Hear also the words of Thomas Merton, from his New Seeds of Contemplation: 

"For the world and time are the dance of the Lord in emptiness. The silence of the spheres is the music of a wedding feast. The more we persist in misunderstanding the phenomena of life, the more we analyze them out into strange finalities and complex purposes of our own, the more we involve ourselves in sadness, absurdity and despair. But it does not matter much, because no despair of ours can alter the reality of things; or stain the joy of the cosmic dance which is always there. Indeed, we are in the midst of it, and it is in the midst of us, for it beats in our very blood, whether we want it to or not.

Yet the fact remains that we are invited to forget ourselves on purpose, cast our awful solemnity to the winds and join in the general dance."

All of this is to say that we dance around the Trinity in an unusual piece by American composer William Albright (1944–1988), which we will sing at Communion. His An Alleluia Super-Round is written for a minimum of eight voices, all of whom sing the word "Alleluia" at different times and different speeds.  The piece begins with a single voice, and then another (as you would expect a round to begin), but since the voices may sing independently of each other the resulting music is left, to some degree, to chance.

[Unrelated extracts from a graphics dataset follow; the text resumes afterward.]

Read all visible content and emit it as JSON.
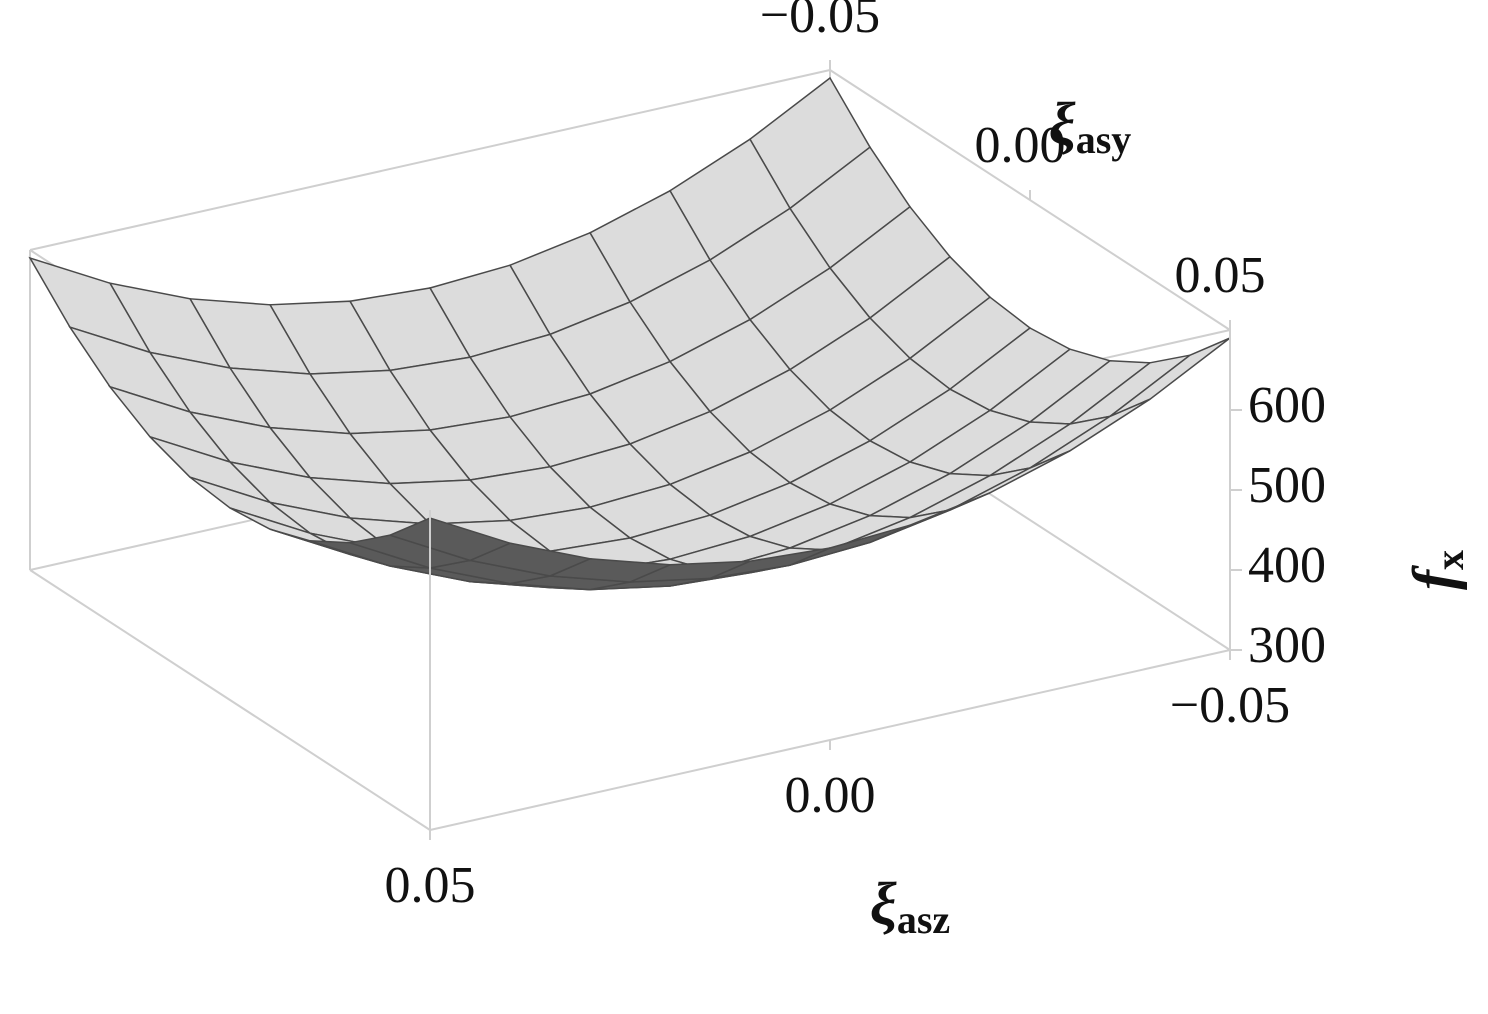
{
  "chart_data": {
    "type": "surface",
    "x_label": {
      "symbol": "ξ",
      "subscript": "asy"
    },
    "y_label": {
      "symbol": "ξ",
      "subscript": "asz"
    },
    "z_label": {
      "symbol": "f",
      "subscript": "x"
    },
    "x": [
      -0.05,
      -0.04,
      -0.03,
      -0.02,
      -0.01,
      0,
      0.01,
      0.02,
      0.03,
      0.04,
      0.05
    ],
    "y": [
      -0.05,
      -0.04,
      -0.03,
      -0.02,
      -0.01,
      0,
      0.01,
      0.02,
      0.03,
      0.04,
      0.05
    ],
    "z": [
      [
        690,
        636,
        594,
        564,
        546,
        540,
        546,
        564,
        594,
        636,
        690
      ],
      [
        636,
        582,
        540,
        510,
        492,
        486,
        492,
        510,
        540,
        582,
        636
      ],
      [
        594,
        540,
        498,
        468,
        450,
        444,
        450,
        468,
        498,
        540,
        594
      ],
      [
        564,
        510,
        468,
        438,
        420,
        414,
        420,
        438,
        468,
        510,
        564
      ],
      [
        546,
        492,
        450,
        420,
        402,
        396,
        402,
        420,
        450,
        492,
        546
      ],
      [
        540,
        486,
        444,
        414,
        396,
        390,
        396,
        414,
        444,
        486,
        540
      ],
      [
        546,
        492,
        450,
        420,
        402,
        396,
        402,
        420,
        450,
        492,
        546
      ],
      [
        564,
        510,
        468,
        438,
        420,
        414,
        420,
        438,
        468,
        510,
        564
      ],
      [
        594,
        540,
        498,
        468,
        450,
        444,
        450,
        468,
        498,
        540,
        594
      ],
      [
        636,
        582,
        540,
        510,
        492,
        486,
        492,
        510,
        540,
        582,
        636
      ],
      [
        690,
        636,
        594,
        564,
        546,
        540,
        546,
        564,
        594,
        636,
        690
      ]
    ],
    "xlim": [
      -0.05,
      0.05
    ],
    "ylim": [
      -0.05,
      0.05
    ],
    "zlim": [
      300,
      700
    ],
    "xticks": [
      {
        "value": -0.05,
        "label": "−0.05"
      },
      {
        "value": 0,
        "label": "0.00"
      },
      {
        "value": 0.05,
        "label": "0.05"
      }
    ],
    "yticks": [
      {
        "value": -0.05,
        "label": "−0.05"
      },
      {
        "value": 0,
        "label": "0.00"
      },
      {
        "value": 0.05,
        "label": "0.05"
      }
    ],
    "zticks": [
      300,
      400,
      500,
      600
    ],
    "surface_color": "#dcdcdc",
    "mesh_color": "#4a4a4a",
    "box_color": "#cfcfcf"
  }
}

No two performances of this work are alike. From its gentle beginning, the piece grows until all voices enter. More exuberant iterations of "Alleluia" emerge from the texture until, finally, all voices come to rest on a single pitch. 

The Gloria in excelsis is sung by the Choir to the setting from the Missa Brevis by Lennox Berkeley (1903–1989)The Choir sang the Sanctus from this Mass on Palm Sunday. 

The organ voluntaries which frame our Trinity Sunday service are from J. S. Bach’s Monumental Clavierubung III, one of the few collections the composer saw published in his lifetime. The concluding voluntary, the "St. Anne" Fugue in E-flat, BWV 552b, with its triple fugue and a key signature of three flats is replete with Trinitarian symbolism. The opening fugue subject’s resemblance to the hymn tune St. Anne (Hymn 680: “O God, our help in ages past”) gives this piece its nickname.

By the way, please feel free to make your way up to the organ console during the concluding voluntary if ever you would like to see the organ up close.

Gerard Manley Hopkins’s “God’s Grandeur” is a sonnet overflowing with Biblical imagery. The “ooze of oil / Crushed” is a reference to Gethsemane (literally the “place of the olive-press”) and the Crucifixion. The image of bare soil at once conjures the parable of the sower and speaks to a spiritually barren state. And “nor can foot feel, being shod” reminds us that all the earth is holy ground. The final sestet affirms the promise that God’s glory will continue to “flame out” and that God will help us to “become participants in the divine nature” (2 Peter 1:4).

Kenneth Leighton’s (1929–1988) sublime setting of this sonnet, sung at the Offertory, includes a chord for “God” simultaneously D major and D minor, “a harmonically ambiguous, unsettling combination of major and minor, joy and pain.” 

 God's Grandeur by Gerard Manley Hopkins

The world is charged with the grandeur of God. 
    It will flame out, like shining from shook foil; 
    It gathers to a greatness, like the ooze of oil 
Crushed. Why do men then now not reck* his rod? 
Generations have trod, have trod, have trod; 
    And all is seared with trade; bleared, smeared with toil; 
    And wears man’s smudge and shares man's smell: the soil 
Is bare now, nor can foot feel, being shod. 
And for all this, nature is never spent; 
    There lives the dearest freshness deep down things; 
And though the last lights off the black West went 
    Oh, morning, at the brown brink eastward, springs — 
Because the Holy Ghost over the bent 
    World broods with warm breast and with ah! bright wings.